By Rachael Lippincott
The first time I had an inkling about my sexuality was when I was in elementary school. I heard an NPR interview in the backseat of my parents’ car about a lesbian couple that had been together for a number of years, and the trials and tribulations they’d endured throughout their relationship. I woke up in a cold sweat that night, having a full-on panic attack, absolutely terrified that I was going to be like them. I remember googling “man with a six-pack” on our family computer and scrolling through Google images of shirtless dudes until I’d convinced myself that I was, well…normal. Whatever that means.
Moments like that one came back to me after I read a one-sentence review for my upcoming novel, The Lucky List. All it said was “I am once again asking you to use the word lesbian,” and I just couldn’t get it out of my head.
Why hadn’t I used the word lesbian? Why couldn’t I use the word, both within the pages of my story and in my own life?
Then I remembered that night in elementary school.
Fear. Plain and simple. Decades have passed since then, but on some level, below the surface, that same feeling is still there, rearing its ugly head at different points in my life.
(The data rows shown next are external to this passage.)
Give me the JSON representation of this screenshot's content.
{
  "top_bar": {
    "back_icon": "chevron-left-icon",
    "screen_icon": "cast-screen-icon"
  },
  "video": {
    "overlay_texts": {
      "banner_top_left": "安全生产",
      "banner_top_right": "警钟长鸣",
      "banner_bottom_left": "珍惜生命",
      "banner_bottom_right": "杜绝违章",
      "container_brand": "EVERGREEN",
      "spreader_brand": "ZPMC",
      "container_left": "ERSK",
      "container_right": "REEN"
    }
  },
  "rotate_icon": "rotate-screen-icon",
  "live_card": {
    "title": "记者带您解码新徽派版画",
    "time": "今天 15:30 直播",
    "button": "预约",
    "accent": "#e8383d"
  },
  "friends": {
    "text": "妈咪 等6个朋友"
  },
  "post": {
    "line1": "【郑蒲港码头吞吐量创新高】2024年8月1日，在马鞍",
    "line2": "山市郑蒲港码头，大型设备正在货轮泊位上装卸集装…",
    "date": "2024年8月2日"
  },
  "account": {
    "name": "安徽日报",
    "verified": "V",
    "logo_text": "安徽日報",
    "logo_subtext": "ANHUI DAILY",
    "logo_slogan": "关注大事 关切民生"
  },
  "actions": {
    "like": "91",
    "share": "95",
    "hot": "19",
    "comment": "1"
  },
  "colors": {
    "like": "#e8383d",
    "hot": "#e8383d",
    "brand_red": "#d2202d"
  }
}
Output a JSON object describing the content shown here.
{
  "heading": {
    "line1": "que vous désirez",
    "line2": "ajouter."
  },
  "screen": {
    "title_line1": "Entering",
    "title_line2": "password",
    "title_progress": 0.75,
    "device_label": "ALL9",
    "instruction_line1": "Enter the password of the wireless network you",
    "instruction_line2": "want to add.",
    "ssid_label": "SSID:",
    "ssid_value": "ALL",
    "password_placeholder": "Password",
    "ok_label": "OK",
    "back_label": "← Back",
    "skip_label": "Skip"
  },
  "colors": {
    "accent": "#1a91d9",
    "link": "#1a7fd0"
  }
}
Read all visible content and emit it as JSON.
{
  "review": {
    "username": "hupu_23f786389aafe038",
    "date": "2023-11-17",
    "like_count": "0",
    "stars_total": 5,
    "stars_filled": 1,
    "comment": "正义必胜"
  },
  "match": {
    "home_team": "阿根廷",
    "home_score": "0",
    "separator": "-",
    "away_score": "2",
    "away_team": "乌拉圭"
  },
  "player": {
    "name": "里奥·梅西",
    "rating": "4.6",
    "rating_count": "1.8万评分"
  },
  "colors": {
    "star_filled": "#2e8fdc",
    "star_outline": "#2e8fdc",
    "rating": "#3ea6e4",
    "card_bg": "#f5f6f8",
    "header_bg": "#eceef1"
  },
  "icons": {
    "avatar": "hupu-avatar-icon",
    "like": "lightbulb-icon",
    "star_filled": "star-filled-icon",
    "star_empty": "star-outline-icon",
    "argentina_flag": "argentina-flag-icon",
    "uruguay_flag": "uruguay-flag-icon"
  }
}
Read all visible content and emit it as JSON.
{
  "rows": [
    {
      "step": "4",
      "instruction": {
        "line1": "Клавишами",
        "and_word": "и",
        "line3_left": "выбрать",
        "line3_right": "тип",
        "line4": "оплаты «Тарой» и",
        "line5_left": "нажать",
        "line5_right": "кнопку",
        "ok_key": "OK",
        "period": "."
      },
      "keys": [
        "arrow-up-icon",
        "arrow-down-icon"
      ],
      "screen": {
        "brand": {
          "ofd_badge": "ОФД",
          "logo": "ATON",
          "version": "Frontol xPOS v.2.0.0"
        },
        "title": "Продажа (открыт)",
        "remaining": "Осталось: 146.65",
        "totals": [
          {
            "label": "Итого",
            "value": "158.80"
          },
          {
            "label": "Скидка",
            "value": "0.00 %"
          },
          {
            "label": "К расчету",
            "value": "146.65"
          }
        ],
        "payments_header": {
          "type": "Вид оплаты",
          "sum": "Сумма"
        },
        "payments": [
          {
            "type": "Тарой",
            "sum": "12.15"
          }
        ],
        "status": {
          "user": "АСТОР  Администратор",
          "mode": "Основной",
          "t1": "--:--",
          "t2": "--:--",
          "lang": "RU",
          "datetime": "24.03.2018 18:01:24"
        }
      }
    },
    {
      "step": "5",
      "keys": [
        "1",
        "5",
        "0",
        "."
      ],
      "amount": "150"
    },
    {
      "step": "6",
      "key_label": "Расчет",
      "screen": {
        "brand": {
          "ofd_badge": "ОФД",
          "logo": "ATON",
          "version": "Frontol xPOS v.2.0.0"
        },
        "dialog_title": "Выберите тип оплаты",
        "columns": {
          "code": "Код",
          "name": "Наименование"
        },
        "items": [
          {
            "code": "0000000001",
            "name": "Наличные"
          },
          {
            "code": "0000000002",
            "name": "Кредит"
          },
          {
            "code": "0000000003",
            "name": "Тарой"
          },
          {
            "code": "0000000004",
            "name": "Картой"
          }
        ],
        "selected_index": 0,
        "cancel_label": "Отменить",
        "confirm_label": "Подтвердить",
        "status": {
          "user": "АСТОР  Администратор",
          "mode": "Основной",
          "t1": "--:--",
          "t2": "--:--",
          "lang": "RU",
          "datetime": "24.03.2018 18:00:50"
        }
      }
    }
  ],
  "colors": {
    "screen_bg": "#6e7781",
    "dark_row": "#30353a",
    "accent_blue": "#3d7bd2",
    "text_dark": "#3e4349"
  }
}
When I was 20 and a relative that I care deeply for told me that I was lying to myself about my attraction to women, acting like it was the “ah-ha!” moment I had been missing. When I’ve had to leave churches after sermons, or conversations with elders, this part of me, my ability to love, being critiqued openly. When I called my now wife my friend in certain spaces because I was scared of the repercussions and being perceived differently, only hurting both of us in the process.
And it’s not a delusional fear, being perceived differently. I’ve seen it firsthand in the books I publish. The people in my life that supported me and pulled out the champagne and sparklers when I wrote straight love stories are suddenly radio silent when I write a queer one. They’re the same people that didn’t congratulate me on my engagement, or my wedding. The people I’ve spent so long trying to make comfortable while I’m not.
Because of this, I have always asterisked my sexuality with stating my attraction to men in some kind of desperate attempt at padding the truth. At clinging to whatever short-lived peace I got from that Google image search all those years ago.
But have I ever really, truly felt romantically attached to a man? No. Do I think I could marry a man and have a happy, fulfilling marriage? Definitely not. (Although that last one may be slightly influenced by the fact that I absolutely adore my wife, and any marriage without her would be unfulfilling).
I avoid labels completely or say “gay” or “queer” as a placeholder when the right word is sitting right in front of me.
Lesbian.
Will I ever be brave enough to use it? To swallow the fear and the aversion, to silence the voices and the judgment of family and friends and strangers, both real and perceived? I sure hope so.
And maybe one day my characters will be too.